A collection born from panic, experiments, and a full-blown artistic identity meltdown.
This body of work came together during one of the messiest, most confusing chapters of my ceramic journey. It was late 2024 into early 2025, a time marked by a desperate search for style, endless experiments with clay, glazes, and underglazes, and more creative failures than I can count.
I tried things that didn’t work. I panicked. I took commissions I wasn't ready for. I questioned everything.
The result? A weird, wobbly, deeply honest collection full of attempts, trials, and small accidental victories that somehow pulled me a step closer to finding my voice.
- Can I say I’ve found my style? No.
- Do I know what I’ll make next? Also no.
- Do I have a favorite technique yet? Not really.
- Did I enjoy every moment of this process? Definitely not.
- But would I do it all over again? Absolutely!

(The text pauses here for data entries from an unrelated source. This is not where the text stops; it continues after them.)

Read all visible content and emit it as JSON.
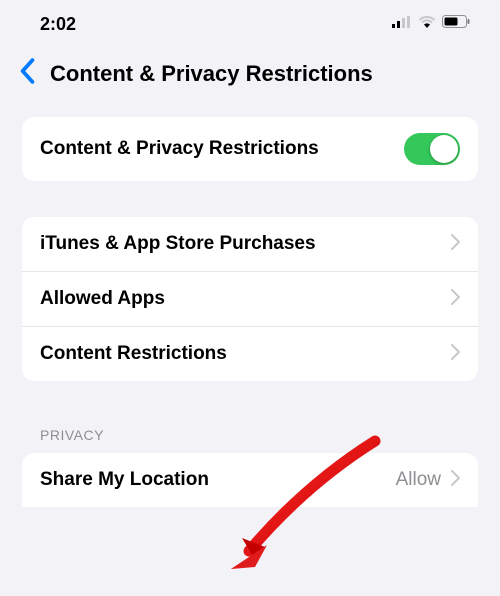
{
  "status": {
    "time": "2:02"
  },
  "nav": {
    "title": "Content & Privacy Restrictions"
  },
  "toggle": {
    "label": "Content & Privacy Restrictions",
    "enabled": true
  },
  "rows": {
    "purchases": "iTunes & App Store Purchases",
    "allowed_apps": "Allowed Apps",
    "content_restrictions": "Content Restrictions"
  },
  "privacy": {
    "header": "PRIVACY",
    "share_location": {
      "label": "Share My Location",
      "value": "Allow"
    }
  }
}
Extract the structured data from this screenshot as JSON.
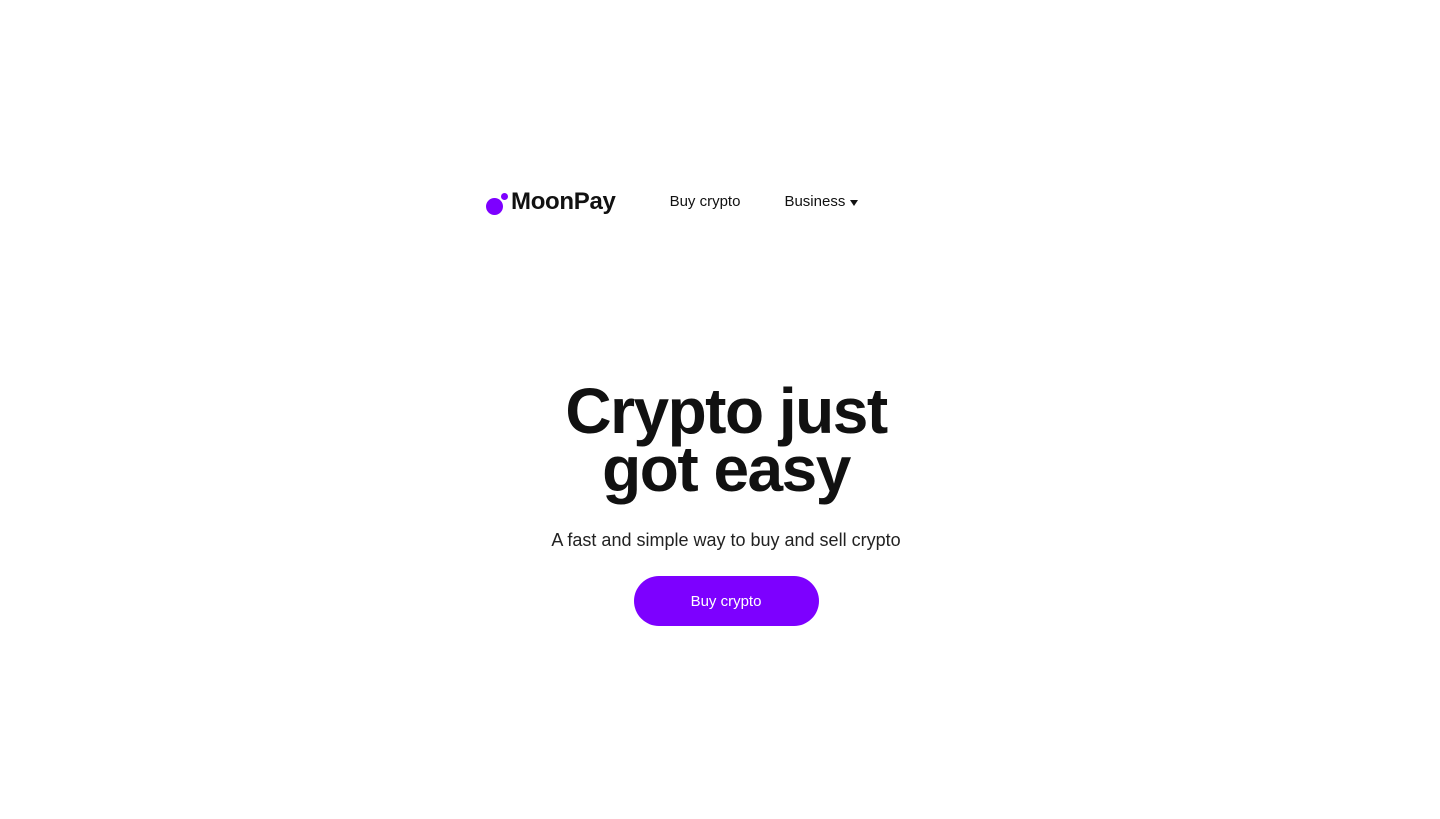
{
  "brand": {
    "name": "MoonPay",
    "accent_color": "#7D00FF",
    "logo_icon": "moonpay-logo-icon"
  },
  "nav": {
    "items": [
      {
        "label": "Buy crypto"
      },
      {
        "label": "Business",
        "icon": "caret-down-icon"
      }
    ]
  },
  "hero": {
    "title_line1": "Crypto just",
    "title_line2": "got easy",
    "subtitle": "A fast and simple way to buy and sell crypto",
    "cta_label": "Buy crypto"
  }
}
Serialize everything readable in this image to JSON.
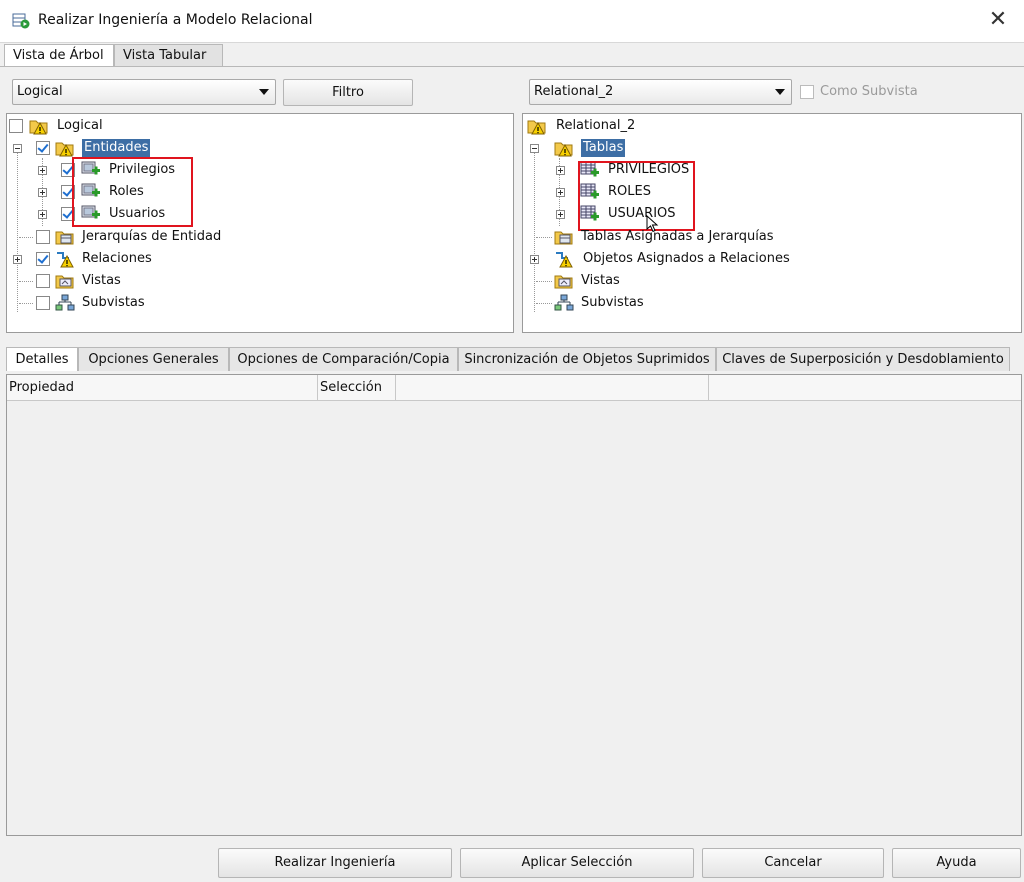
{
  "window": {
    "title": "Realizar Ingeniería a Modelo Relacional",
    "close_icon": "close-icon"
  },
  "top_tabs": [
    {
      "label": "Vista de Árbol",
      "active": true
    },
    {
      "label": "Vista Tabular",
      "active": false
    }
  ],
  "left": {
    "combo_value": "Logical",
    "filter_button": "Filtro",
    "tree": {
      "root": "Logical",
      "entidades": "Entidades",
      "entities": [
        "Privilegios",
        "Roles",
        "Usuarios"
      ],
      "jerarquias": "Jerarquías de Entidad",
      "relaciones": "Relaciones",
      "vistas": "Vistas",
      "subvistas": "Subvistas"
    }
  },
  "right": {
    "combo_value": "Relational_2",
    "subview_checkbox": "Como Subvista",
    "tree": {
      "root": "Relational_2",
      "tablas": "Tablas",
      "tables": [
        "PRIVILEGIOS",
        "ROLES",
        "USUARIOS"
      ],
      "tablas_asignadas": "Tablas Asignadas a Jerarquías",
      "objetos_asignados": "Objetos Asignados a Relaciones",
      "vistas": "Vistas",
      "subvistas": "Subvistas"
    }
  },
  "bottom_tabs": [
    "Detalles",
    "Opciones Generales",
    "Opciones de Comparación/Copia",
    "Sincronización de Objetos Suprimidos",
    "Claves de Superposición y Desdoblamiento"
  ],
  "grid_headers": {
    "propiedad": "Propiedad",
    "seleccion": "Selección"
  },
  "buttons": {
    "engineer": "Realizar Ingeniería",
    "apply": "Aplicar Selección",
    "cancel": "Cancelar",
    "help": "Ayuda"
  },
  "colors": {
    "selection": "#3d6ea5",
    "highlight_box": "#e0141e",
    "check": "#1e6fd0"
  }
}
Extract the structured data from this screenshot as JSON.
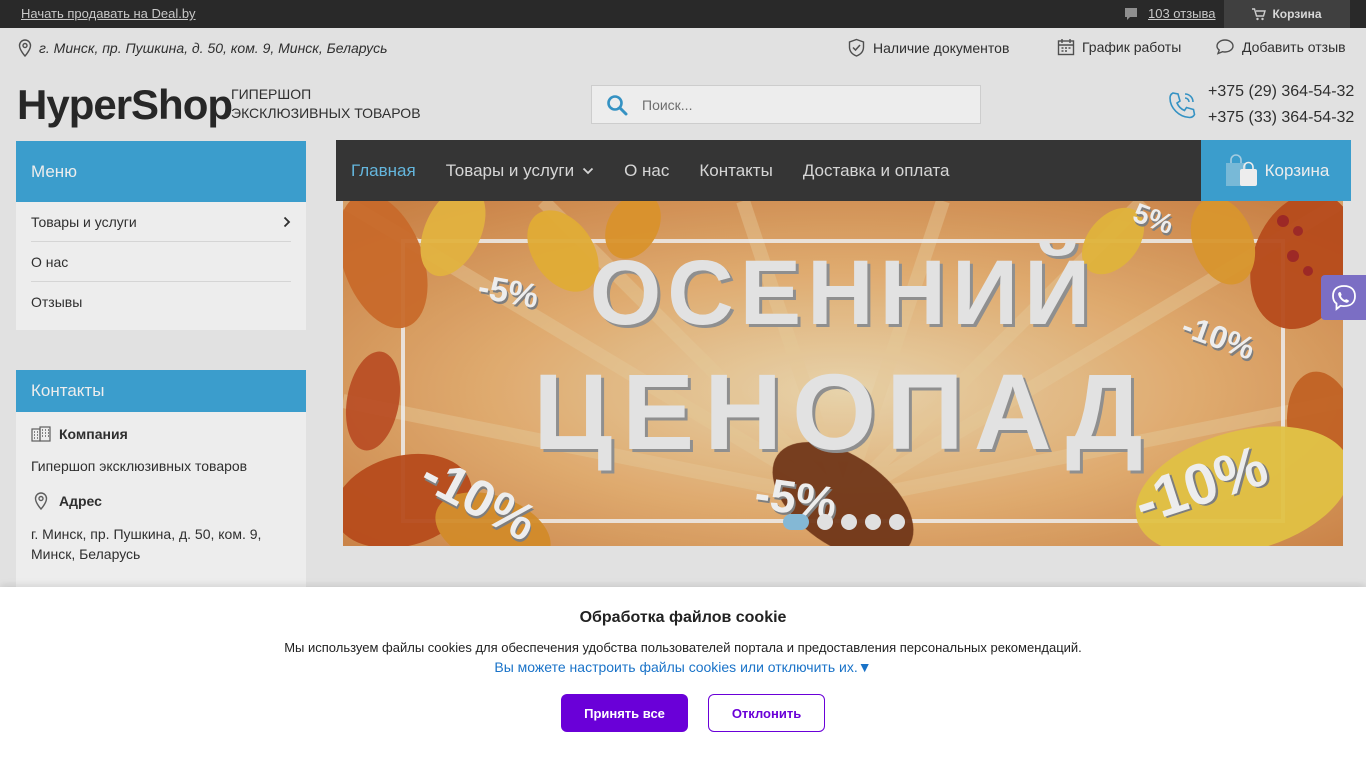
{
  "topbar": {
    "sell_link": "Начать продавать на Deal.by",
    "reviews_link": "103 отзыва",
    "cart_label": "Корзина"
  },
  "infobar": {
    "address": "г. Минск, пр. Пушкина, д. 50, ком. 9, Минск, Беларусь",
    "documents": "Наличие документов",
    "schedule": "График работы",
    "add_review": "Добавить отзыв"
  },
  "header": {
    "logo": "HyperShop",
    "slogan_line1": "ГИПЕРШОП",
    "slogan_line2": "ЭКСКЛЮЗИВНЫХ ТОВАРОВ",
    "search_placeholder": "Поиск...",
    "phone1": "+375 (29) 364-54-32",
    "phone2": "+375 (33) 364-54-32"
  },
  "sidebar": {
    "menu_title": "Меню",
    "menu_items": [
      {
        "label": "Товары и услуги"
      },
      {
        "label": "О нас"
      },
      {
        "label": "Отзывы"
      }
    ],
    "contacts_title": "Контакты",
    "company_title": "Компания",
    "company_name": "Гипершоп эксклюзивных товаров",
    "address_title": "Адрес",
    "address_line1": "г. Минск, пр. Пушкина, д. 50, ком. 9,",
    "address_line2": "Минск, Беларусь"
  },
  "nav": {
    "items": [
      {
        "label": "Главная"
      },
      {
        "label": "Товары и услуги"
      },
      {
        "label": "О нас"
      },
      {
        "label": "Контакты"
      },
      {
        "label": "Доставка и оплата"
      }
    ],
    "cart_label": "Корзина"
  },
  "banner": {
    "line1": "ОСЕННИЙ",
    "line2": "ЦЕНОПАД",
    "discounts": [
      "-5%",
      "-10%",
      "-10%",
      "-5%",
      "-10%",
      "5%"
    ],
    "slides": 5,
    "active_slide": 1
  },
  "cookie": {
    "title": "Обработка файлов cookie",
    "description": "Мы используем файлы cookies для обеспечения удобства пользователей портала и предоставления персональных рекомендаций.",
    "settings_link": "Вы можете настроить файлы cookies или отключить их.▼",
    "accept_label": "Принять все",
    "decline_label": "Отклонить"
  },
  "colors": {
    "accent": "#40a9dc",
    "nav_bg": "#3a3a3a",
    "cookie_button": "#6a00d8",
    "viber": "#7b6ec4"
  },
  "icons": [
    "location-icon",
    "shield-check-icon",
    "calendar-icon",
    "chat-icon",
    "search-icon",
    "phone-icon",
    "chevron-right-icon",
    "chevron-down-icon",
    "building-icon",
    "shopping-bag-icon",
    "cart-icon",
    "viber-icon",
    "comment-icon"
  ]
}
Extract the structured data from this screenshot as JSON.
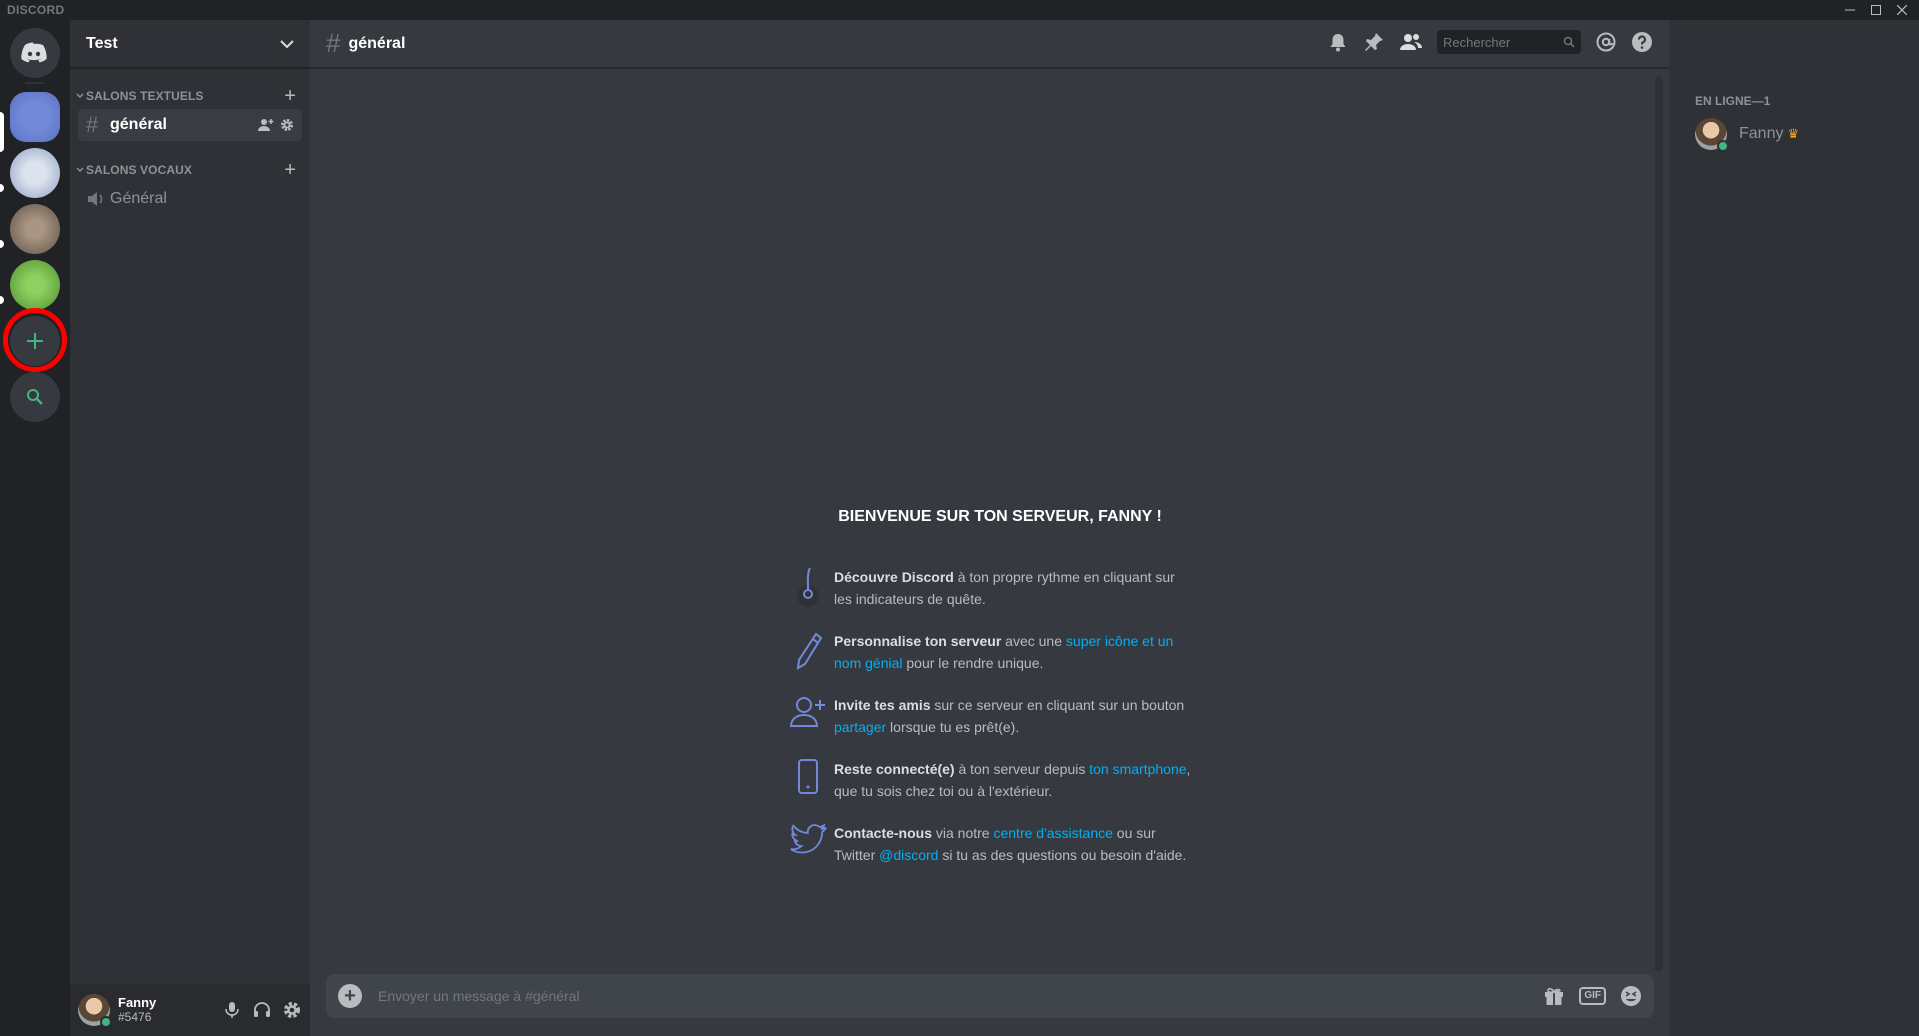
{
  "app": {
    "brand": "DISCORD"
  },
  "window_controls": [
    "minimize-icon",
    "maximize-icon",
    "close-icon"
  ],
  "guilds": {
    "items": [
      {
        "name": "home-icon",
        "color": "#36393f",
        "active": false
      },
      {
        "name": "server-1",
        "color": "#7289da",
        "active": true
      },
      {
        "name": "server-2",
        "color": "#b9c4d8",
        "active": false
      },
      {
        "name": "server-3",
        "color": "#8d7f70",
        "active": false
      },
      {
        "name": "server-4",
        "color": "#6ab04c",
        "active": false
      }
    ],
    "add_server_icon": "plus-icon",
    "explore_icon": "search-icon",
    "accent_green": "#43b581"
  },
  "server": {
    "name": "Test",
    "categories": [
      {
        "label": "SALONS TEXTUELS",
        "channels": [
          {
            "name": "général",
            "type": "text",
            "active": true
          }
        ]
      },
      {
        "label": "SALONS VOCAUX",
        "channels": [
          {
            "name": "Général",
            "type": "voice",
            "active": false
          }
        ]
      }
    ]
  },
  "user": {
    "name": "Fanny",
    "discriminator": "#5476",
    "status_color": "#43b581"
  },
  "chat": {
    "channel": "général",
    "search_placeholder": "Rechercher",
    "composer_placeholder": "Envoyer un message à #général",
    "gif_label": "GIF"
  },
  "welcome": {
    "title": "Bienvenue sur ton serveur, Fanny !",
    "items": [
      {
        "icon": "quest-icon",
        "bold": "Découvre Discord",
        "t1": " à ton propre rythme en cliquant sur les indicateurs de quête.",
        "link": "",
        "t2": ""
      },
      {
        "icon": "pencil-icon",
        "bold": "Personnalise ton serveur",
        "t1": " avec une ",
        "link": "super icône et un nom génial",
        "t2": " pour le rendre unique."
      },
      {
        "icon": "add-friend-icon",
        "bold": "Invite tes amis",
        "t1": " sur ce serveur en cliquant sur un bouton ",
        "link": "partager",
        "t2": " lorsque tu es prêt(e)."
      },
      {
        "icon": "smartphone-icon",
        "bold": "Reste connecté(e)",
        "t1": " à ton serveur depuis ",
        "link": "ton smartphone",
        "t2": ", que tu sois chez toi ou à l'extérieur."
      },
      {
        "icon": "twitter-icon",
        "bold": "Contacte-nous",
        "t1": " via notre ",
        "link": "centre d'assistance",
        "t2": " ou sur Twitter ",
        "link2": "@discord",
        "t3": " si tu as des questions ou besoin d'aide."
      }
    ],
    "link_color": "#00b0f4"
  },
  "members": {
    "header": "En ligne—1",
    "list": [
      {
        "name": "Fanny",
        "owner": true
      }
    ]
  },
  "annotation": {
    "color": "#ff0000"
  }
}
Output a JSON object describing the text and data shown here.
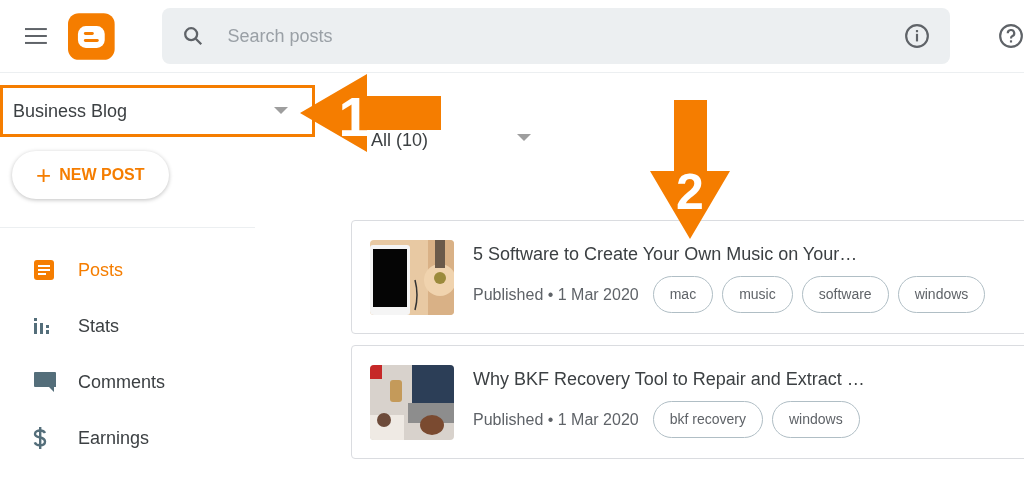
{
  "header": {
    "search": {
      "placeholder": "Search posts"
    }
  },
  "sidebar": {
    "blog_selector": {
      "value": "Business Blog"
    },
    "new_post_button": {
      "icon": "+",
      "label": "NEW POST"
    },
    "items": [
      {
        "kind": "posts",
        "label": "Posts",
        "selected": true
      },
      {
        "kind": "stats",
        "label": "Stats",
        "selected": false
      },
      {
        "kind": "comments",
        "label": "Comments",
        "selected": false
      },
      {
        "kind": "earnings",
        "label": "Earnings",
        "selected": false
      }
    ]
  },
  "filter": {
    "value": "All (10)"
  },
  "posts": [
    {
      "title": "5 Software to Create Your Own Music on Your…",
      "status": "Published • 1 Mar 2020",
      "labels": [
        "mac",
        "music",
        "software",
        "windows"
      ]
    },
    {
      "title": "Why BKF Recovery Tool to Repair and Extract …",
      "status": "Published • 1 Mar 2020",
      "labels": [
        "bkf recovery",
        "windows"
      ]
    }
  ],
  "annotations": [
    {
      "label": "1"
    },
    {
      "label": "2"
    }
  ]
}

Because this chaos and crisis is what it really looks like to grow while doing what you love, even when you’re not sure where it’s going.
Clay Crisis is the physical proof that progress doesn’t look perfect. And maybe that’s the point.
At some point, it all got overwhelming. I was drowning in perfect pottery content Pinterest, Instagram, reels, tutorials. Endless feeds of perfect forms, dreamy glazes, and artists who seemed to have it all figured out. The more I scrolled, the more I spiraled. Who was I as a ceramic artist? I felt useless. Untalented. Like a failure.
So I did what any panicked artist might do. I tried everything.
I experimented with every glaze I could find, especially Botz Plus. I covered pieces in underglaze stripes (a whole commission, actually it was my first big one, which I wildly underestimated and finished almost three months late). I made mugs. So many mugs. I convinced myself they’d sell at markets, so I kept making them, even though I didn’t stop to test them. Ironically, they didn’t sell that well anyway. In the middle of all that chaos, I even tried making my own candles. That’s how far gone I was.
What you see in this gallery is the result of that storm: tests, failures, unfinished ideas, accidental wins. There’s no clear style, no cohesive theme. Just a real time record of someone trying to figure out what the hell they’re doing.
In the search for myself, I lost myself a little more. But I also learned.
I learned to be a bit more patient.
I learned to make decisions based on what I want to create, not what I think might sell.
And I learned to (almost) be okay with making mistakes.
This isn’t a story of success. It’s the story of wandering in circles and of trying again.